Three Colombian citizens and two Venezuelans, including a Chavista high command, were accused by a Florida court of executing a corruption scheme that profited from importing food and medicine to Venezuela.
Among the defendants are Álvaro Pulido Vargas, a Colombian businessman, and José Gregorio Vielma Mora, a Chavista politician and military man who, among other charges, was governor of the State of Táchira, on the border with Colombia, between 2013 and 2017.
According to a communication from the United States Department of Justice, they are accused “for their alleged role in laundering the proceeds of a bribery scheme to obtain and retain inflated contracts through the Local Supply and Production Committee (CLAP ), a Venezuelan state entity, and a state-controlled food and medicine distribution program for the people of Venezuela ”.

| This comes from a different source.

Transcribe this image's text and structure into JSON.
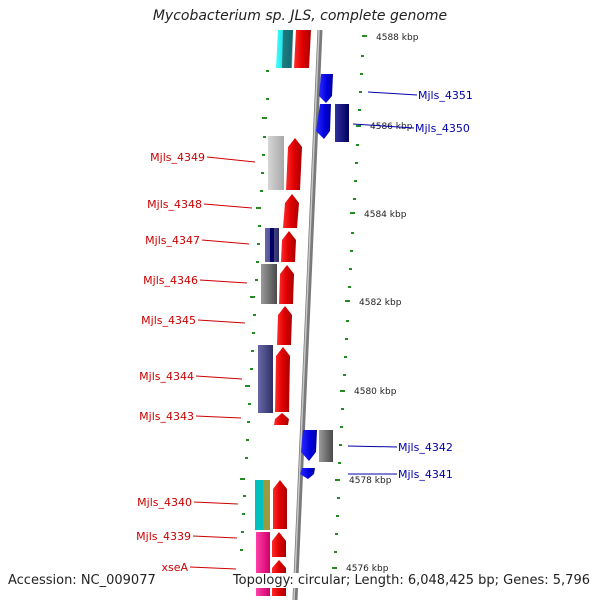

The assistance programs of the government of Nicolás Maduro to face the shortage that soared between 2013 and 2017 have turned out to be, according to the US justice system, a nest of corruption that involved several Colombian citizens close to the Chavista leadership.
This week, perhaps the most prominent of these businessmen, Alex Saab, was extradited to the US after being arrested in Cape Verde as part of a broad investigation into corruption in Venezuela.
The Venezuelan government rejects the accusations, has launched an international campaign to “rescue” Saab and says that it is all part of a judicial and political persecution that tries to overthrow the Bolivarian revolution.
Scarcity, a vehicle for corruption
Although the US justice investigates the two corruption schemes as separate processes, Colombian media have reported the closeness of Colombian businessmen to Saab.
One of them, Carlos Rolando Lizcano Manrique, is considered the right hand of the businessman extradited six days ago.
And the corruption scheme attributed to them is practically the same as that of Saab: contracts to import food and medicine that were priced at a premium and granted through bribes to Chavista officials that were paid in international bank accounts.
As a result of the corruption scheme, the so-called “conspirators” allegedly received US $ 1.6 billion Venezuela and transferred approximately US $ 180 million in bribes.